Melalui popularitas tersebut di tengah perjalanan kariernya seringkali dimanfaatkan untuk beralih profesi menjadi politikus. Hal ini dilakukan karena mereka meyakini bahwa namanya sudah terkenal di seluruh nusantara, sehingga dapat dengan mudah meraup suara dalam pemilu. Karena itu, dewasa ini tidak sedikit artis yang beralih profesi menjadi politikus, baik sebagai anggota dewan, gubernur, bupati dan walikota. Pada pemilu 2024 ini ada sejumlah artis yang mencalonkan diri dan terpilih menjadi wakil rakyat. Misalnya, dari PAN sebanyak 18 orang; PDIP dan Perindo sebanyak 15 orang; Nasdem 10 orang; Gerinda 9 orang. Ditingkat daerah, sejumlah artis pun ikut bertarung, baik sebagai DPRD, Gubernur, Bupati/Walikota.

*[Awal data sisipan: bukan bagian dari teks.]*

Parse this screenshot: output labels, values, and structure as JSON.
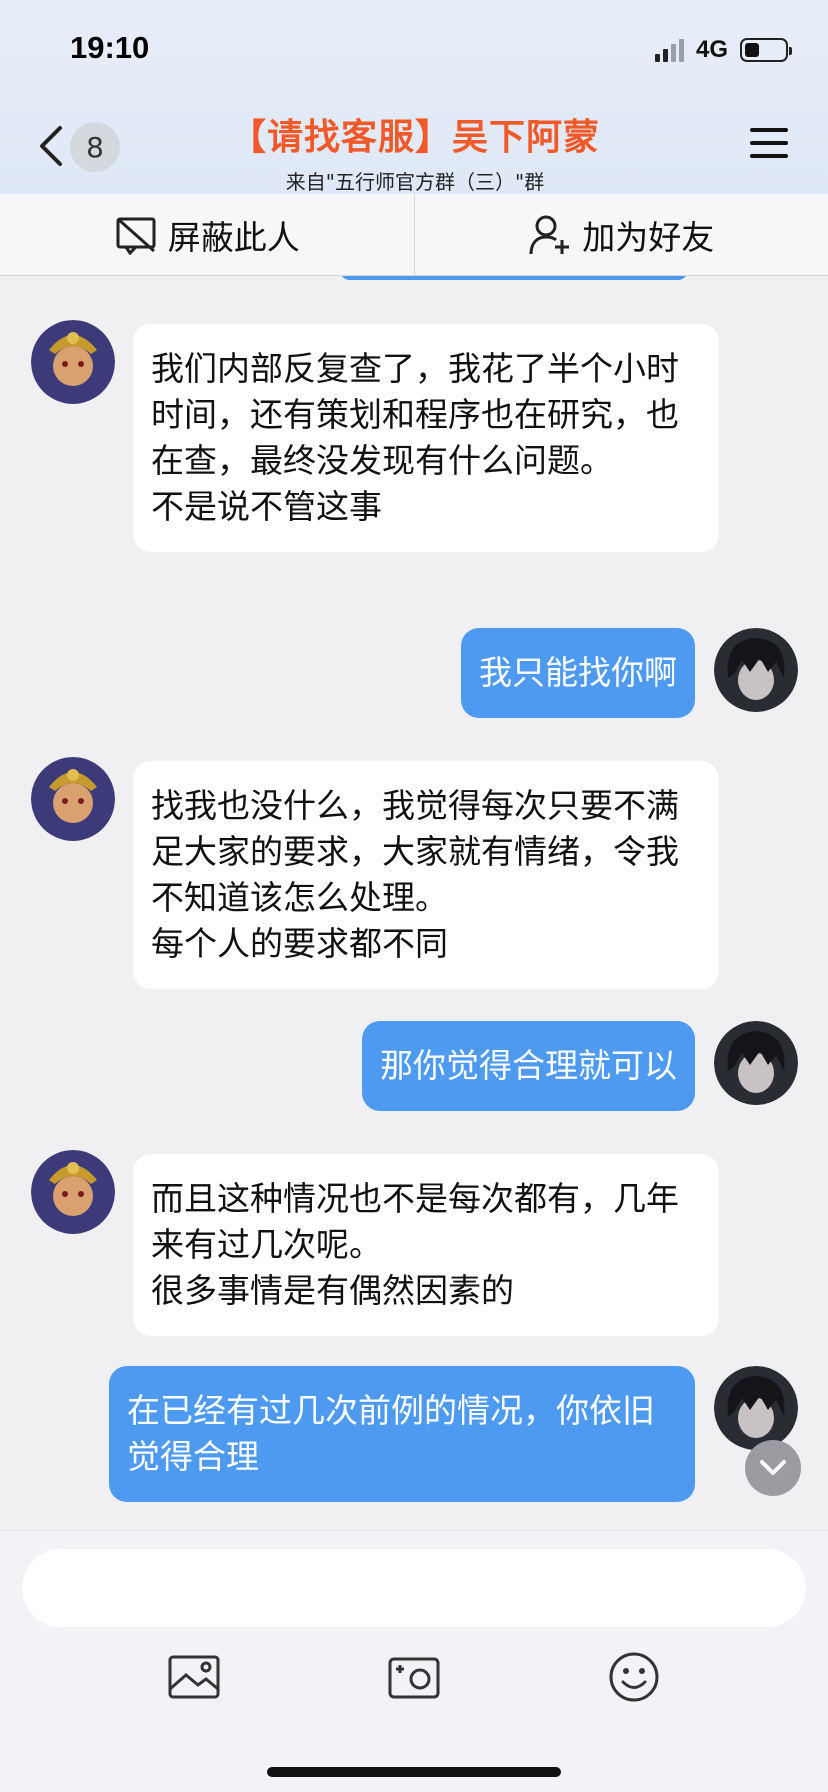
{
  "status_bar": {
    "time": "19:10",
    "network": "4G"
  },
  "header": {
    "back_count": "8",
    "title": "【请找客服】吴下阿蒙",
    "subtitle": "来自\"五行师官方群（三）\"群"
  },
  "actions": {
    "block_label": "屏蔽此人",
    "add_friend_label": "加为好友"
  },
  "messages": [
    {
      "side": "in",
      "text": "我们内部反复查了，我花了半个小时时间，还有策划和程序也在研究，也在查，最终没发现有什么问题。\n不是说不管这事"
    },
    {
      "side": "out",
      "text": "我只能找你啊"
    },
    {
      "side": "in",
      "text": "找我也没什么，我觉得每次只要不满足大家的要求，大家就有情绪，令我不知道该怎么处理。\n每个人的要求都不同"
    },
    {
      "side": "out",
      "text": "那你觉得合理就可以"
    },
    {
      "side": "in",
      "text": "而且这种情况也不是每次都有，几年来有过几次呢。\n很多事情是有偶然因素的"
    },
    {
      "side": "out",
      "text": "在已经有过几次前例的情况，你依旧觉得合理"
    }
  ],
  "input": {
    "placeholder": ""
  },
  "icons": {
    "back": "chevron-left-icon",
    "menu": "menu-icon",
    "block": "block-icon",
    "add_friend": "add-user-icon",
    "scroll_down": "chevron-down-icon",
    "photo": "image-icon",
    "camera": "camera-icon",
    "emoji": "emoji-icon"
  },
  "colors": {
    "accent_title": "#f05a2a",
    "outgoing_bubble": "#4e9af0",
    "incoming_bubble": "#ffffff",
    "background": "#f0f0f2"
  }
}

Misalnya Krisdayanti, Marshel Widiyanto, Ronald, Gita, Farhan, dan lain-lain (baca selegkapnya di Tempo; Goodstart, Kompas dan Detik.com)
Secara umum, cukup banyak pemilih yang tertarik untuk memilih selebriti, terutama dari kalangan selebriti itu sendiri. Hal ini tentu atas nama kesamaan profesi dan alasan telah mengenal dengan baik kandidat tersebut. Ketika terpilih sebagai wakil rakyat, tentu diharapkan mereka akan berperilaku seperi seorang pahlawan yang berbeda dari para politkus lainnya yang tidak berasal dari latar belakang selebritis, walaupun tidak ada jaminnan bahwa mereka juga lebih baik dalam memperjuangkan kepentingan rakyat. Bahkan justru dikhawatirkan mereka akan mudah terseret masalah KKN karena terbiasa dengan gaya hidup (lifestyle) yang glamor, (Pratiwi, 2014); (Efrina & Muradi, 2017).
Pemilih di luar komunitas artis yang memilih dalam pemilu biasanya lebih kepada fans (idola) saat masih menjadi artis. Sehingga, pemilih yang mengidolakan seorang artis seringkali menjatuhkan pilihannya pada artis tersebut. Cara fans mengidolakan seorang artis dapat dilihat dari beberapa segi, seperti kecantikan/kegantengan, pendidikan, dan dari segi sosial. Hanya bermodalkan ketiga faktor tersebut dapat membuat seorang artis terpilih menjadi wakil rakyat,baik tingkat pusat maupun daerah, (Febriyanti & Siahaan, 2022).
Pilkada merupakan sarana bagi rakyat di daerah untuk memilih wakilnya yang akan memimpin daerah selama masa jabatan lima tahun kedepan. Namun, seringkali pilkada ini dijadikan sebagai ajang politik uang (money politic) yang bertujuan untuk meraih suara terbanyak sehingga dapat mengantarkan menuju kursi empuk kepala daerah.
Percaya atau tidak, selama politik masih mengandalkan uang, terutama yang bertujuan untuk “menyogok”, selama itu pula system pemerintahan perwakilan tidak akan berjalan dengan baik. Jika Anda sebagai rakyat bersedia menerima uang sogok, yakinlah para kandidat yang menyogok Anda telah membeli harga diri Anda. Apakah moral, etika, logika dan estetika Anda memberontak? Sebaiknya, sebelum Anda menerima atau menolak sogokan, coba sebentar untuk merenung. Tanyakan kedalam lubuk hati atau hati nurani (berdasarkan ajaran agama masing-masing) yang paling dalam, apakah menyogok dibenarkan dan apa dampak positif dan negatifnya.
Mari kita kawal para wakil rakyat, baik di tingkat kabupaten/kota, provinsi dan pusat. Kenali rekam jejaknya melalui pendekatan transparansi. Jika Anda memilih berdasarkan kepentingan yang sempit, percayalah negara ini tidak akan mengalami kemajuan. Pilihan ada di tangan Anda, apakah menginginkan negara ini maju atau berdasarkan kepentingan yang sempit dan belaku dalam jangka waktu pendek.